Soon after the recent contentious Oval Office meeting between President Trump and President Volodymyr Zelensky of Ukraine, Senator Adam Schiff went on camera to offer his assessment.
“I was horrified and sickened,” Mr. Schiff, a California Democrat, said. “This is Donald Trump caring about nothing of American values,” he later added.
More than 2.2 million people watched Mr. Schiff. But he wasn’t talking on MSNBC or on CNN. Instead, he was appearing on the YouTube channel of the MeidasTouch Network, an upstart online media company known for its relentless critiques of Mr. Trump, delivered in a blizzard of bare-bones, outrage-heavy videos, clips, podcasts and social media posts.
MeidasTouch is a leader among the numerous digital-first outlets that have been rapidly reshaping the progressive media landscape since Mr. Trump took office. Tapping into agita among progressives about the new administration’s policies, they are fast becoming power brokers in Democratic politics and — party faithful hope — finally replicating the influential media ecosystem that Republicans have built over the past decade.

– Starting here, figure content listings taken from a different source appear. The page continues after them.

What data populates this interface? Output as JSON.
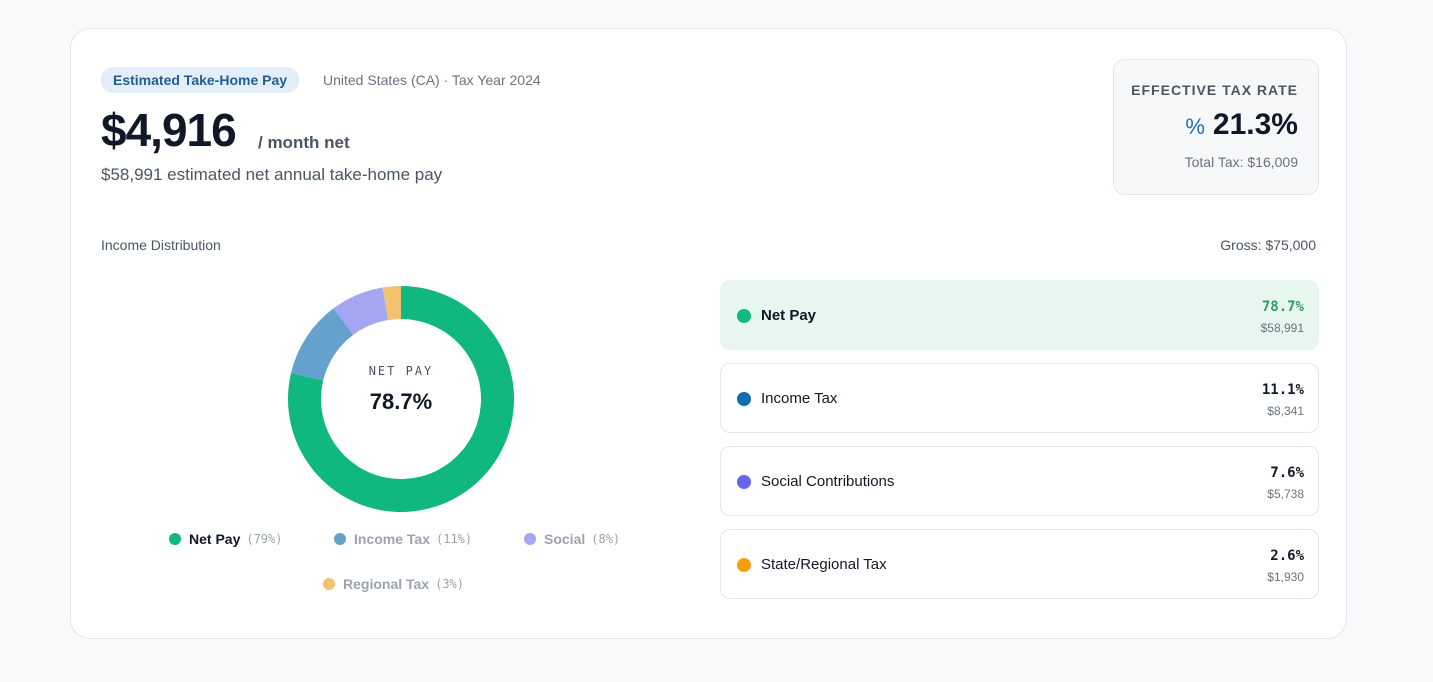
{
  "header": {
    "badge": "Estimated Take-Home Pay",
    "location": "United States (CA) · Tax Year 2024",
    "monthly": "$4,916",
    "monthly_unit": "/ month net",
    "annual": "$58,991 estimated net annual take-home pay"
  },
  "tax_rate": {
    "title": "EFFECTIVE TAX RATE",
    "icon": "%",
    "value": "21.3%",
    "total": "Total Tax: $16,009"
  },
  "distribution": {
    "title": "Income Distribution",
    "gross": "Gross: $75,000"
  },
  "chart_data": {
    "type": "pie",
    "center_label": "NET PAY",
    "center_value": "78.7%",
    "categories": [
      "Net Pay",
      "Income Tax",
      "Social",
      "Regional Tax"
    ],
    "values": [
      78.7,
      11.1,
      7.6,
      2.6
    ],
    "value_labels": [
      "(79%)",
      "(11%)",
      "(8%)",
      "(3%)"
    ],
    "colors": [
      "#10b77f",
      "#64a1cc",
      "#a5a6f3",
      "#f2c26e"
    ]
  },
  "breakdown": [
    {
      "name": "Net Pay",
      "percent": "78.7%",
      "amount": "$58,991",
      "color": "#10b981"
    },
    {
      "name": "Income Tax",
      "percent": "11.1%",
      "amount": "$8,341",
      "color": "#0e6fb0"
    },
    {
      "name": "Social Contributions",
      "percent": "7.6%",
      "amount": "$5,738",
      "color": "#6366f1"
    },
    {
      "name": "State/Regional Tax",
      "percent": "2.6%",
      "amount": "$1,930",
      "color": "#f59e0b"
    }
  ]
}
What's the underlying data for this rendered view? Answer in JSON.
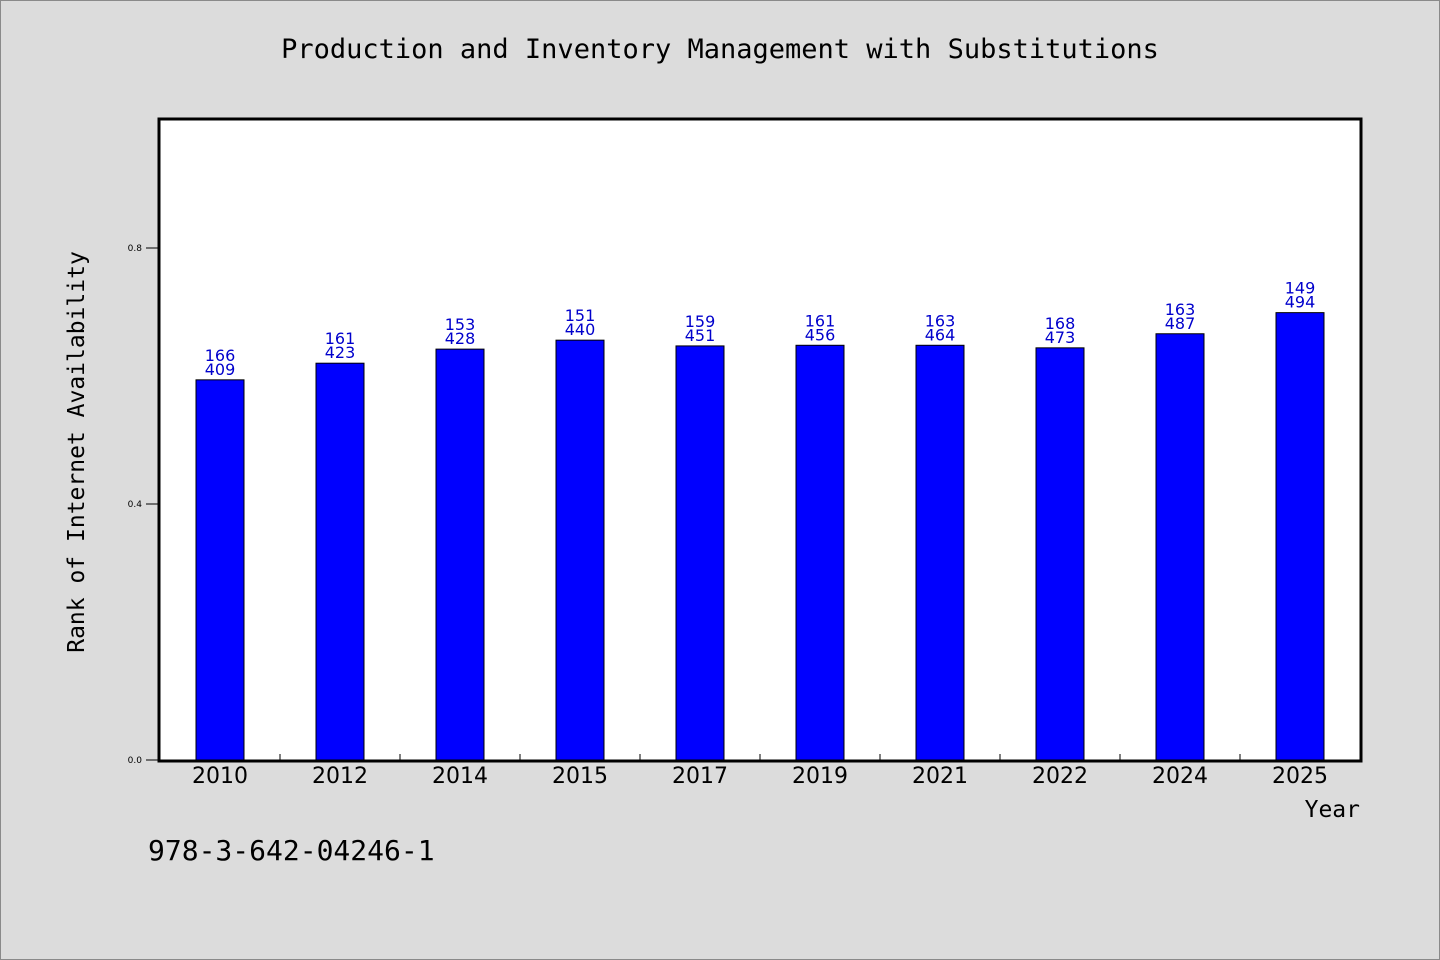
{
  "chart_data": {
    "type": "bar",
    "title": "Production and Inventory Management with Substitutions",
    "xlabel": "Year",
    "ylabel": "Rank of Internet Availability",
    "categories": [
      "2010",
      "2012",
      "2014",
      "2015",
      "2017",
      "2019",
      "2021",
      "2022",
      "2024",
      "2025"
    ],
    "values": [
      0.594,
      0.62,
      0.642,
      0.656,
      0.647,
      0.648,
      0.648,
      0.644,
      0.666,
      0.699
    ],
    "labels_top": [
      "166",
      "161",
      "153",
      "151",
      "159",
      "161",
      "163",
      "168",
      "163",
      "149"
    ],
    "labels_bottom": [
      "409",
      "423",
      "428",
      "440",
      "451",
      "456",
      "464",
      "473",
      "487",
      "494"
    ],
    "yticks": [
      "0.0",
      "0.4",
      "0.8"
    ],
    "ytick_values": [
      0.0,
      0.4,
      0.8
    ],
    "ylim": [
      0,
      1.0
    ],
    "bar_color": "#0000ff",
    "label_color": "#0000cc",
    "grid": false,
    "legend": "none"
  },
  "footer": {
    "isbn": "978-3-642-04246-1"
  }
}
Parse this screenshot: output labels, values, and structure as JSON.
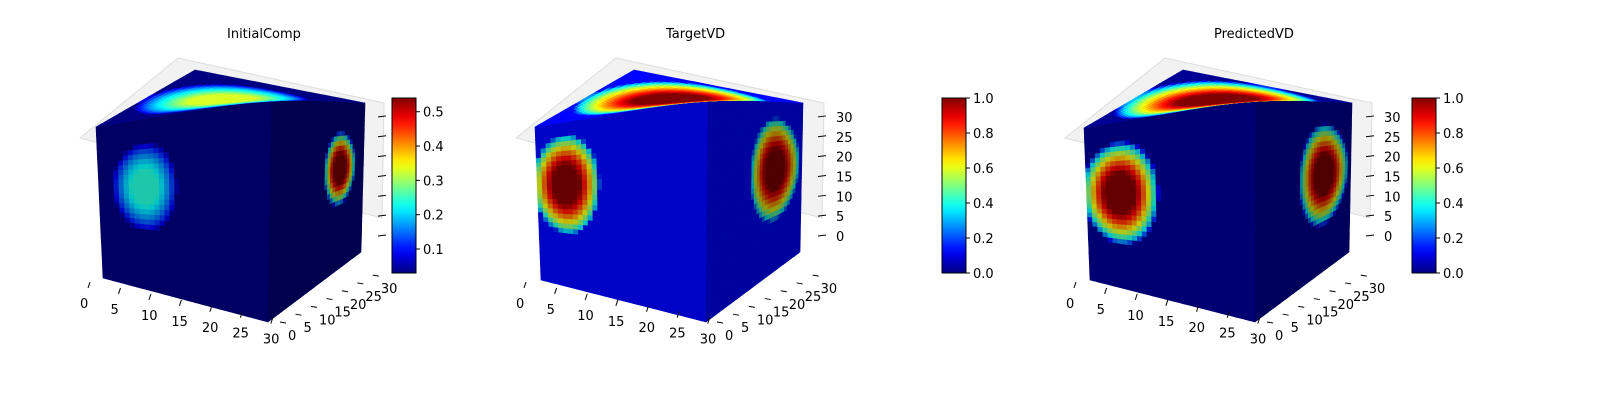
{
  "chart_data": [
    {
      "type": "heatmap",
      "title": "InitialComp",
      "xlim": [
        0,
        32
      ],
      "ylim": [
        0,
        32
      ],
      "zlim": [
        0,
        32
      ],
      "x_ticks": [
        "0",
        "5",
        "10",
        "15",
        "20",
        "25",
        "30"
      ],
      "y_ticks": [
        "0",
        "5",
        "10",
        "15",
        "20",
        "25",
        "30"
      ],
      "z_ticks": [
        "0",
        "5",
        "10",
        "15",
        "20",
        "25",
        "30"
      ],
      "show_z_tick_labels": false,
      "colormap": "jet",
      "colorbar": {
        "min": 0.03,
        "max": 0.54,
        "ticks": [
          "0.1",
          "0.2",
          "0.3",
          "0.4",
          "0.5"
        ],
        "tick_values": [
          0.1,
          0.2,
          0.3,
          0.4,
          0.5
        ]
      },
      "background_value": 0.03,
      "blobs": [
        {
          "face": "top",
          "center": [
            0.45,
            0.5
          ],
          "radius": [
            0.45,
            0.4
          ],
          "value": 0.33
        },
        {
          "face": "front",
          "center": [
            0.27,
            0.4
          ],
          "radius": [
            0.19,
            0.26
          ],
          "value": 0.24
        },
        {
          "face": "right",
          "center": [
            0.75,
            0.4
          ],
          "radius": [
            0.17,
            0.22
          ],
          "value": 0.54
        }
      ]
    },
    {
      "type": "heatmap",
      "title": "TargetVD",
      "xlim": [
        0,
        32
      ],
      "ylim": [
        0,
        32
      ],
      "zlim": [
        0,
        32
      ],
      "x_ticks": [
        "0",
        "5",
        "10",
        "15",
        "20",
        "25",
        "30"
      ],
      "y_ticks": [
        "0",
        "5",
        "10",
        "15",
        "20",
        "25",
        "30"
      ],
      "z_ticks": [
        "0",
        "5",
        "10",
        "15",
        "20",
        "25",
        "30"
      ],
      "show_z_tick_labels": true,
      "colormap": "jet",
      "colorbar": {
        "min": 0.0,
        "max": 1.0,
        "ticks": [
          "0.0",
          "0.2",
          "0.4",
          "0.6",
          "0.8",
          "1.0"
        ],
        "tick_values": [
          0.0,
          0.2,
          0.4,
          0.6,
          0.8,
          1.0
        ]
      },
      "background_value": 0.13,
      "blobs": [
        {
          "face": "top",
          "center": [
            0.5,
            0.52
          ],
          "radius": [
            0.5,
            0.46
          ],
          "value": 1.0
        },
        {
          "face": "front",
          "center": [
            0.17,
            0.38
          ],
          "radius": [
            0.2,
            0.3
          ],
          "value": 1.0
        },
        {
          "face": "right",
          "center": [
            0.72,
            0.4
          ],
          "radius": [
            0.26,
            0.3
          ],
          "value": 1.0
        }
      ]
    },
    {
      "type": "heatmap",
      "title": "PredictedVD",
      "xlim": [
        0,
        32
      ],
      "ylim": [
        0,
        32
      ],
      "zlim": [
        0,
        32
      ],
      "x_ticks": [
        "0",
        "5",
        "10",
        "15",
        "20",
        "25",
        "30"
      ],
      "y_ticks": [
        "0",
        "5",
        "10",
        "15",
        "20",
        "25",
        "30"
      ],
      "z_ticks": [
        "0",
        "5",
        "10",
        "15",
        "20",
        "25",
        "30"
      ],
      "show_z_tick_labels": true,
      "colormap": "jet",
      "colorbar": {
        "min": 0.0,
        "max": 1.0,
        "ticks": [
          "0.0",
          "0.2",
          "0.4",
          "0.6",
          "0.8",
          "1.0"
        ],
        "tick_values": [
          0.0,
          0.2,
          0.4,
          0.6,
          0.8,
          1.0
        ]
      },
      "background_value": 0.02,
      "blobs": [
        {
          "face": "top",
          "center": [
            0.5,
            0.5
          ],
          "radius": [
            0.53,
            0.5
          ],
          "value": 1.0
        },
        {
          "face": "front",
          "center": [
            0.2,
            0.43
          ],
          "radius": [
            0.23,
            0.31
          ],
          "value": 1.0
        },
        {
          "face": "right",
          "center": [
            0.72,
            0.43
          ],
          "radius": [
            0.26,
            0.3
          ],
          "value": 1.0
        }
      ]
    }
  ]
}
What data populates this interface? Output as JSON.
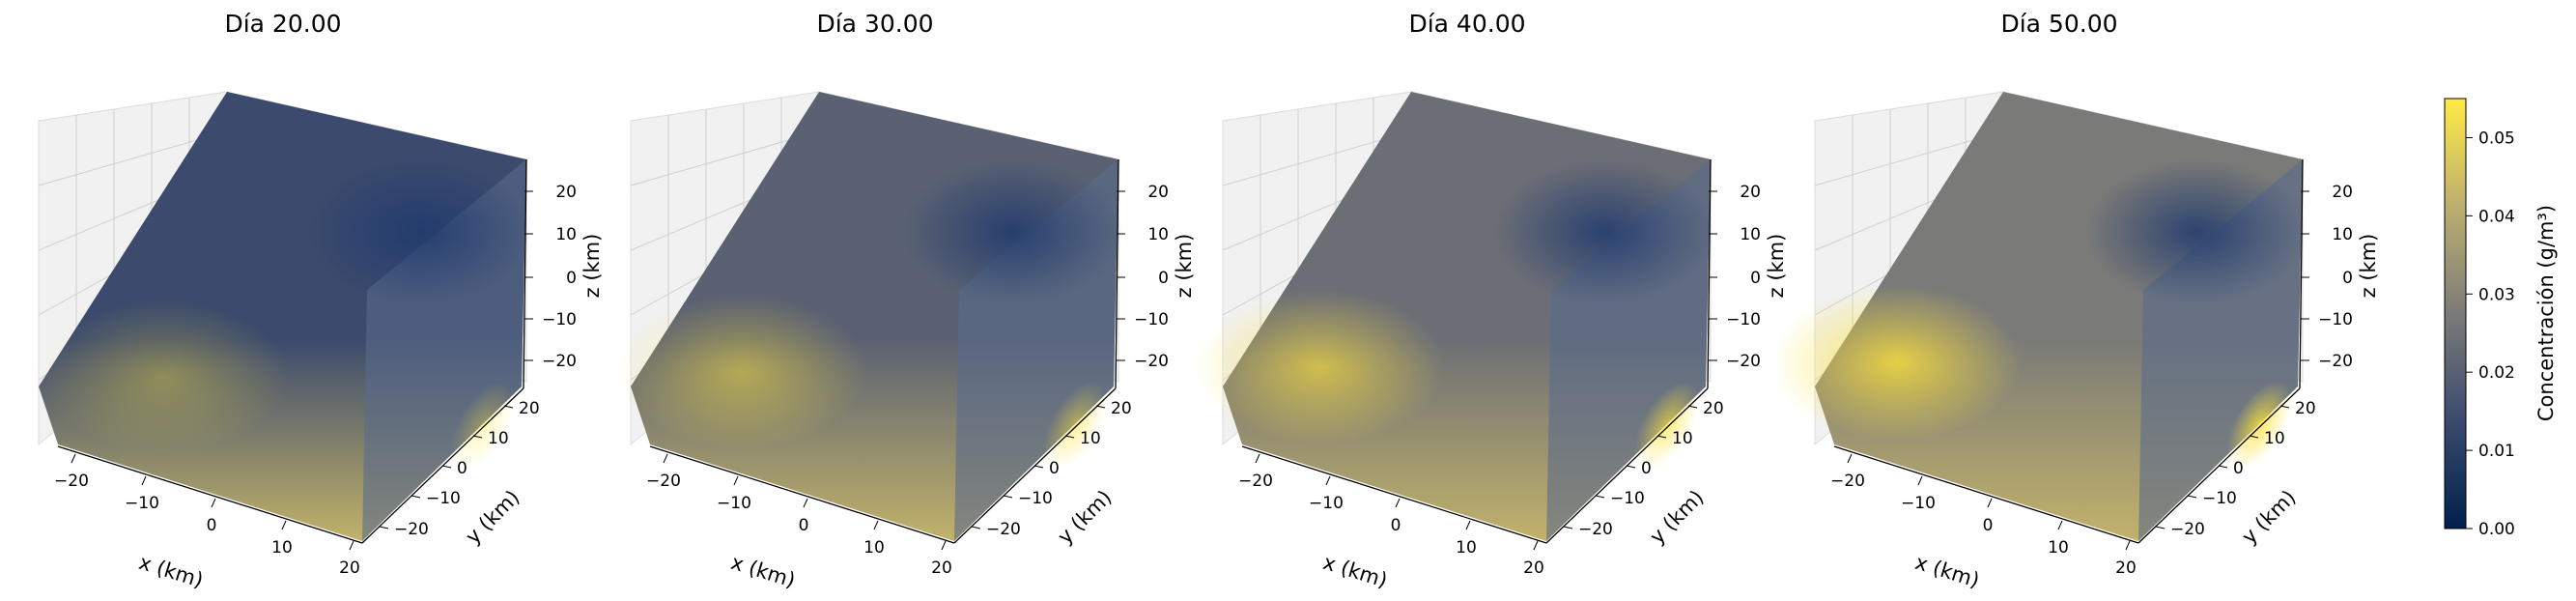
{
  "chart_data": [
    {
      "type": "3d-volume",
      "title": "Día 20.00",
      "xlabel": "x (km)",
      "ylabel": "y (km)",
      "zlabel": "z (km)",
      "xticks": [
        "−20",
        "−10",
        "0",
        "10",
        "20"
      ],
      "yticks": [
        "−20",
        "−10",
        "0",
        "10",
        "20"
      ],
      "zticks": [
        "20",
        "10",
        "0",
        "−10",
        "−20"
      ],
      "xlim": [
        -25,
        25
      ],
      "ylim": [
        -25,
        25
      ],
      "zlim": [
        -25,
        25
      ],
      "blobs": [
        {
          "x": -10,
          "y": -15,
          "value": 0.036
        },
        {
          "x": 18,
          "y": -20,
          "value": 0.024
        },
        {
          "x": 12,
          "y": 10,
          "value": 0.004
        }
      ]
    },
    {
      "type": "3d-volume",
      "title": "Día 30.00",
      "xlabel": "x (km)",
      "ylabel": "y (km)",
      "zlabel": "z (km)",
      "xticks": [
        "−20",
        "−10",
        "0",
        "10",
        "20"
      ],
      "yticks": [
        "−20",
        "−10",
        "0",
        "10",
        "20"
      ],
      "zticks": [
        "20",
        "10",
        "0",
        "−10",
        "−20"
      ],
      "xlim": [
        -25,
        25
      ],
      "ylim": [
        -25,
        25
      ],
      "zlim": [
        -25,
        25
      ],
      "blobs": [
        {
          "x": -14,
          "y": -12,
          "value": 0.044
        },
        {
          "x": 18,
          "y": -20,
          "value": 0.036
        },
        {
          "x": 10,
          "y": 8,
          "value": 0.012
        }
      ]
    },
    {
      "type": "3d-volume",
      "title": "Día 40.00",
      "xlabel": "x (km)",
      "ylabel": "y (km)",
      "zlabel": "z (km)",
      "xticks": [
        "−20",
        "−10",
        "0",
        "10",
        "20"
      ],
      "yticks": [
        "−20",
        "−10",
        "0",
        "10",
        "20"
      ],
      "zticks": [
        "20",
        "10",
        "0",
        "−10",
        "−20"
      ],
      "xlim": [
        -25,
        25
      ],
      "ylim": [
        -25,
        25
      ],
      "zlim": [
        -25,
        25
      ],
      "blobs": [
        {
          "x": -16,
          "y": -10,
          "value": 0.05
        },
        {
          "x": 19,
          "y": -21,
          "value": 0.045
        },
        {
          "x": 8,
          "y": 4,
          "value": 0.012
        }
      ]
    },
    {
      "type": "3d-volume",
      "title": "Día 50.00",
      "xlabel": "x (km)",
      "ylabel": "y (km)",
      "zlabel": "z (km)",
      "xticks": [
        "−20",
        "−10",
        "0",
        "10",
        "20"
      ],
      "yticks": [
        "−20",
        "−10",
        "0",
        "10",
        "20"
      ],
      "zticks": [
        "20",
        "10",
        "0",
        "−10",
        "−20"
      ],
      "xlim": [
        -25,
        25
      ],
      "ylim": [
        -25,
        25
      ],
      "zlim": [
        -25,
        25
      ],
      "blobs": [
        {
          "x": -18,
          "y": -8,
          "value": 0.055
        },
        {
          "x": 20,
          "y": -22,
          "value": 0.04
        },
        {
          "x": 6,
          "y": 2,
          "value": 0.01
        }
      ]
    }
  ],
  "colorbar": {
    "label": "Concentración (g/m³)",
    "ticks": [
      "0.00",
      "0.01",
      "0.02",
      "0.03",
      "0.04",
      "0.05"
    ],
    "range": [
      0,
      0.055
    ],
    "colormap": "cividis",
    "colors": [
      "#00204d",
      "#3b4a6d",
      "#7c7b78",
      "#bcaf6f",
      "#ffea46"
    ]
  }
}
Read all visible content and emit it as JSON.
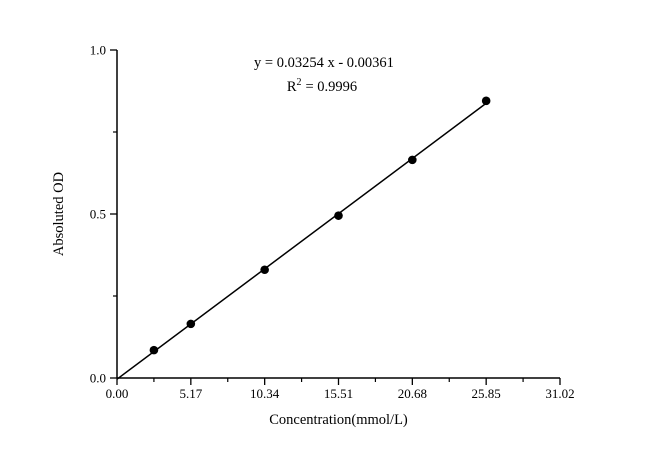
{
  "chart_data": {
    "type": "scatter",
    "title": "",
    "xlabel": "Concentration(mmol/L)",
    "ylabel": "Absoluted OD",
    "xlim": [
      0,
      31.02
    ],
    "ylim": [
      0,
      1.0
    ],
    "grid": false,
    "legend": "none",
    "x_ticks": [
      0.0,
      5.17,
      10.34,
      15.51,
      20.68,
      25.85,
      31.02
    ],
    "x_tick_labels": [
      "0.00",
      "5.17",
      "10.34",
      "15.51",
      "20.68",
      "25.85",
      "31.02"
    ],
    "x_minor_ticks": [
      2.585,
      7.755,
      12.925,
      18.095,
      23.265,
      28.435
    ],
    "y_ticks": [
      0.0,
      0.5,
      1.0
    ],
    "y_tick_labels": [
      "0.0",
      "0.5",
      "1.0"
    ],
    "y_minor_ticks": [
      0.25,
      0.75
    ],
    "series": [
      {
        "name": "standard-curve-points",
        "type": "scatter",
        "marker": "filled-circle",
        "x": [
          2.585,
          5.17,
          10.34,
          15.51,
          20.68,
          25.85
        ],
        "y": [
          0.085,
          0.165,
          0.33,
          0.495,
          0.665,
          0.845
        ]
      },
      {
        "name": "linear-fit",
        "type": "line",
        "slope": 0.03254,
        "intercept": -0.00361,
        "x_range": [
          0,
          25.85
        ]
      }
    ],
    "annotation": {
      "equation": "y = 0.03254 x - 0.00361",
      "r2_base": "R",
      "r2_sup": "2",
      "r2_tail": "= 0.9996"
    },
    "colors": {
      "background": "#ffffff",
      "axis": "#000000",
      "line": "#000000",
      "marker": "#000000",
      "text": "#000000"
    }
  }
}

“Pod Save America,” the podcast hosted by former operatives of President Barack Obama, for example, has clocked a 70 percent increase in hours played since mid-January. And the number of subscribers to the YouTube channel for “The Young Turks,” a left-wing news show that streams live five days a week, jumped 208 percent last month.
But perhaps no metric underscores the new attention to progressive media more than last month’s revelation that “The MeidasTouch Podcast” had usurped Joe Rogan’s show atop both Apple’s and Spotify’s rankings for downloads, a slot the show held for two weeks. (Mr. Rogan reclaimed the top spot this past week.)